Treatment

Ein Treatment beschreibt den Film als Prosa so, wie das Publikum ihn erleben wird — im Präsens, bevor Drehbuch oder Shotlist existieren.

Worum es geht

Treatments arbeiten in der Pitch-Phase. Autorinnen verkaufen damit einen Stoff an Produktionen, Agenturen beschreiben so eine Kampagnenidee, und Sender verlangen oft ein Treatment, bevor sie ein Drehbuch beauftragen. Weil es sich liest, wie der Film sich anfühlt, entlarven sich schwache Ideen früh: Langweilt das Treatment auf Seite zwei, langweilt später auch der Film. In der Praxis umfasst es wenige Seiten, verzichtet auf die meisten Dialoge und bleibt bei dem, was zu sehen und zu hören ist.

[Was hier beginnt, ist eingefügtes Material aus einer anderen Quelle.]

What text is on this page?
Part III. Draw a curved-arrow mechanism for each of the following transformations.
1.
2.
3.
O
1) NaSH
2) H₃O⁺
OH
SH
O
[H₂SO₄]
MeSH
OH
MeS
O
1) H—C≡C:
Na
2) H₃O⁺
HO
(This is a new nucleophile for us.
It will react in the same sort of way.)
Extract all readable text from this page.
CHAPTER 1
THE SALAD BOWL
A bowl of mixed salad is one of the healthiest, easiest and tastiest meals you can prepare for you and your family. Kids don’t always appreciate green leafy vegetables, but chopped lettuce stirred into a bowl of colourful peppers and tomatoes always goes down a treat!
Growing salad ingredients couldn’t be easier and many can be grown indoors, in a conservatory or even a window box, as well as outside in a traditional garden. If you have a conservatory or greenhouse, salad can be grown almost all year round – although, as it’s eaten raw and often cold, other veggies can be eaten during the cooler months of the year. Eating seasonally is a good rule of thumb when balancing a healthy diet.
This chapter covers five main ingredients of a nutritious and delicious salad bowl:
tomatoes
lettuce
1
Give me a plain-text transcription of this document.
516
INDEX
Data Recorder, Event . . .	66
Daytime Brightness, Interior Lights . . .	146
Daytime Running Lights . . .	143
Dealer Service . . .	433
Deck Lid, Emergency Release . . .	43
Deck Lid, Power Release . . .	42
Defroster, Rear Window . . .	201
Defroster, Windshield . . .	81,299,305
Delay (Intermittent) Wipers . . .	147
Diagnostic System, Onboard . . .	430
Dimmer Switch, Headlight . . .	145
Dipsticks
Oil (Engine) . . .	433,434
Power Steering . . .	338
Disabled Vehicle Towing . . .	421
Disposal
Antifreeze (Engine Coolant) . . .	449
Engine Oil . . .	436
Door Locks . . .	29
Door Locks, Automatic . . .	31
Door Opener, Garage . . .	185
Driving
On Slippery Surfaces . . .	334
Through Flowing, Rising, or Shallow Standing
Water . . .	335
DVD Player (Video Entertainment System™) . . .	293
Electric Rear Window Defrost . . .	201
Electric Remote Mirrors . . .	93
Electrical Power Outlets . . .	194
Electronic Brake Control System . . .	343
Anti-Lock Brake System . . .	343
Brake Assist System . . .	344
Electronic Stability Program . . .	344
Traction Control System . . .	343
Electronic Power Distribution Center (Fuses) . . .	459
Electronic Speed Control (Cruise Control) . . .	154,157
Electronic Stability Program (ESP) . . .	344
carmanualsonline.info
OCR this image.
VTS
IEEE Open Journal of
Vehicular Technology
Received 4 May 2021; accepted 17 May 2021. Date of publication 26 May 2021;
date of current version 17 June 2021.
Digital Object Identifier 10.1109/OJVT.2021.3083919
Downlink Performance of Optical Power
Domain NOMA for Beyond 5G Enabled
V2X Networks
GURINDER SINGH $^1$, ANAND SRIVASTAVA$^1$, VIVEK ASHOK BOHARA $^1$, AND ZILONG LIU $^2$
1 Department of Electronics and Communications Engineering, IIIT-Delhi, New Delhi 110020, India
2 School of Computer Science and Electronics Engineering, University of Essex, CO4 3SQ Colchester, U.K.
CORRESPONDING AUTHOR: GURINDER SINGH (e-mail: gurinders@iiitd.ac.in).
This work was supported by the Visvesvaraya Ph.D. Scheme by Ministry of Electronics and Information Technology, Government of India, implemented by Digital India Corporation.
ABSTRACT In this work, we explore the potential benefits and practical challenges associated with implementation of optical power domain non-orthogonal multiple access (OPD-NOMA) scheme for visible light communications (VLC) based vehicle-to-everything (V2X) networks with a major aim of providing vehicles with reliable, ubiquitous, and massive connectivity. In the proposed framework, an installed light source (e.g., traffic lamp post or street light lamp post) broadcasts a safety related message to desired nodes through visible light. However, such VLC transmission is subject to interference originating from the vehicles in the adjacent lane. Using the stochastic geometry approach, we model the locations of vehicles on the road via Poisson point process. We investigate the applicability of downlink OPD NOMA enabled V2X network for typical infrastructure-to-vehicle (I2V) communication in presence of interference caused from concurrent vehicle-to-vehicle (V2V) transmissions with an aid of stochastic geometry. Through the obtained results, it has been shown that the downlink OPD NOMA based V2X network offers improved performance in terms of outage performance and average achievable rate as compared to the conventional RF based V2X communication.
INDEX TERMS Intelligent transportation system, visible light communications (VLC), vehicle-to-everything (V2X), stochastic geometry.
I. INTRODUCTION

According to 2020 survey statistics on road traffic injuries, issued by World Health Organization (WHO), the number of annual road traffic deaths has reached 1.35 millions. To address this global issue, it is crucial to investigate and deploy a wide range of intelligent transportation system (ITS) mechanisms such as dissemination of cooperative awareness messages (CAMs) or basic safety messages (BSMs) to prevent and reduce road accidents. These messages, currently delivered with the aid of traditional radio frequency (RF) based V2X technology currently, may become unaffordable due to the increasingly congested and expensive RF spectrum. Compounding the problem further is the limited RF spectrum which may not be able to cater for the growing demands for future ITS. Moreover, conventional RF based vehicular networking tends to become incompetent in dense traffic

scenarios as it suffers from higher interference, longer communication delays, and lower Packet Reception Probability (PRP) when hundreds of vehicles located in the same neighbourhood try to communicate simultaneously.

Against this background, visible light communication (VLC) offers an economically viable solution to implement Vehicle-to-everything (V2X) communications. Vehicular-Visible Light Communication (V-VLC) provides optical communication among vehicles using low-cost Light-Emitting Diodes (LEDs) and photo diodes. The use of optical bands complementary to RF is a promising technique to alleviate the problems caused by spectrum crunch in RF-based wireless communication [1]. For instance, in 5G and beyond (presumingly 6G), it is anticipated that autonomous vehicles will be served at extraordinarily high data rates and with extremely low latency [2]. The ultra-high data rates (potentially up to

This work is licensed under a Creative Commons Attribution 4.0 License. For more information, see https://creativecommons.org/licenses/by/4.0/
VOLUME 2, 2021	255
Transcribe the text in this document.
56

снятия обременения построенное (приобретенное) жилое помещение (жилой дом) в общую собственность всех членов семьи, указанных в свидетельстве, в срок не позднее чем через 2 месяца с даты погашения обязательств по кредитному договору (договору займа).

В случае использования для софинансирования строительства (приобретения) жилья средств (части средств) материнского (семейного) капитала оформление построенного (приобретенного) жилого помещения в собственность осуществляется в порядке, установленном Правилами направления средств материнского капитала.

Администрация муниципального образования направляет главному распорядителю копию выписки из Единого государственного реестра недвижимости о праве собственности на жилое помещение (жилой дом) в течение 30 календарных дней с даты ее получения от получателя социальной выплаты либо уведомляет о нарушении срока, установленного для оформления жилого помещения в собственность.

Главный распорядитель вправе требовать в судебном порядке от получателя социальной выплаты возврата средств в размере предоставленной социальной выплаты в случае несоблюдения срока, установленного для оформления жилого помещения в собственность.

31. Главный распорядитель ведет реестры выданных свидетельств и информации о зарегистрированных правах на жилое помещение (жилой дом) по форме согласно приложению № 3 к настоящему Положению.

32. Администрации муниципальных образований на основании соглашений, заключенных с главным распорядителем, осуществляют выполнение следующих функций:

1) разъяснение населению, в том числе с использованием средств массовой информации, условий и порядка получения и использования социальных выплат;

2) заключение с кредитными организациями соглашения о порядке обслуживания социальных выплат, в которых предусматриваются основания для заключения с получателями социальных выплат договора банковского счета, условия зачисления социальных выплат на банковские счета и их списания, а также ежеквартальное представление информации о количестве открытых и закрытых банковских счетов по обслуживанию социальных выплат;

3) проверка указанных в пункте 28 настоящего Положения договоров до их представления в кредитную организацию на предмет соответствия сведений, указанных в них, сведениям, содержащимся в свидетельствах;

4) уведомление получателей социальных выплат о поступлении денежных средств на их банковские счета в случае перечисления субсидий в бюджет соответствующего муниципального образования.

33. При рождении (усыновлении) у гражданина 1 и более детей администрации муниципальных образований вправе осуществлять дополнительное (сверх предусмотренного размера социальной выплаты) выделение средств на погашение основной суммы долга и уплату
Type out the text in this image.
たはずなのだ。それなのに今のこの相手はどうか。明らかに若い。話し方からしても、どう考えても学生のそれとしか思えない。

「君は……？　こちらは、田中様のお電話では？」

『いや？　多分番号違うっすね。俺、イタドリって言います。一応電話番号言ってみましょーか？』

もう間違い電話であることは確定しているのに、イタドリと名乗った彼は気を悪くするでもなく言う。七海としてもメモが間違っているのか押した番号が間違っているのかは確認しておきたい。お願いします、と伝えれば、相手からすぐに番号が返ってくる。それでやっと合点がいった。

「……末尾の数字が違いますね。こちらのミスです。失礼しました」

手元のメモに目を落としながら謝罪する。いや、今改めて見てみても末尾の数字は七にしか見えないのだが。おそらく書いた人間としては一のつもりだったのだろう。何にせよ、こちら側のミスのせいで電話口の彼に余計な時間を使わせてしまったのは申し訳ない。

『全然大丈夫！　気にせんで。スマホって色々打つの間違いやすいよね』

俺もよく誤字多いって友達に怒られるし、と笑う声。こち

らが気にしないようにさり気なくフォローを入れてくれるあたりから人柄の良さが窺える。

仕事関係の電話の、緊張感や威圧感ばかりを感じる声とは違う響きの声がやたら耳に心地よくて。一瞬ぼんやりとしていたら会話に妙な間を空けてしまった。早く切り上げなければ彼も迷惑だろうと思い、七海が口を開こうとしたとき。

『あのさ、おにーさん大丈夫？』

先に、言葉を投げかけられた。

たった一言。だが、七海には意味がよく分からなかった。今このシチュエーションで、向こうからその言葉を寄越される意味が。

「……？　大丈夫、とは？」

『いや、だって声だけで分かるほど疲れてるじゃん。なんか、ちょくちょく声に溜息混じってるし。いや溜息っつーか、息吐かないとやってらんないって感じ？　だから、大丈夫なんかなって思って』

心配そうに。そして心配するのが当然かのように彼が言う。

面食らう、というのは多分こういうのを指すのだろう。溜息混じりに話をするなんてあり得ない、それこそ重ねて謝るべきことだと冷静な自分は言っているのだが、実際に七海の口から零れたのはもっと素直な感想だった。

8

Der Begriff hilft nur, wenn alle am Set dasselbe darunter verstehen — deshalb steht hier der Gebrauch und nicht die Lexikondefinition.

Was hier anders läuft

Die Punkte, an denen sich das von anderen Fällen unterscheidet:

  • Präsens, konkrete Bilder, fast keine Dialoge: Ein Treatment zeigt den Film, es diskutiert ihn nicht.
  • Nicht zu verwechseln mit dem Regietreatment, das auf ein fertiges Buch oder Briefing mit einem visuellen Ansatz antwortet.
  • Die Länge ist Verhandlungssache: Exposé, Kinotreatment und Werbetreatment bedienen unterschiedliche Leser.

Mit TillyGen

TillyGen liest ein Treatment als Teil des Briefings und schlägt daraus Szenen und Einstellungen vor, die du weiter verfeinerst.

Ändert sich eine Randbedingung, wandern die Folgen durch den ganzen Plan: betroffene Einstellungen werden markiert, die Disposition wird neu erzeugt, und niemand arbeitet weiter mit einer Fassung von gestern.

Häufige Fragen

Wie lang darf ein Treatment sein?

So kurz, wie die Idee es zulässt. Werbespots passen oft auf ein bis drei Seiten, Serien und Kinostoffe brauchen mehr Raum. Gelesen wird es in einem Rutsch.

Wie lange dauert die Einarbeitung in TillyGen?

Ein erstes Projekt lässt sich in unter einer Stunde anlegen. Es gibt keine Einrichtungsphase, in der erst Vorlagen und Felder konfiguriert werden müssen, bevor das Werkzeug etwas ausgibt.

Lassen sich die Ergebnisse exportieren?

Ja — als PDF für die Crew, als CSV für nachgelagerte Systeme und über die API für alles Automatisierte. Der Plan bleibt dabei die Quelle; die Exporte sind Ansichten davon.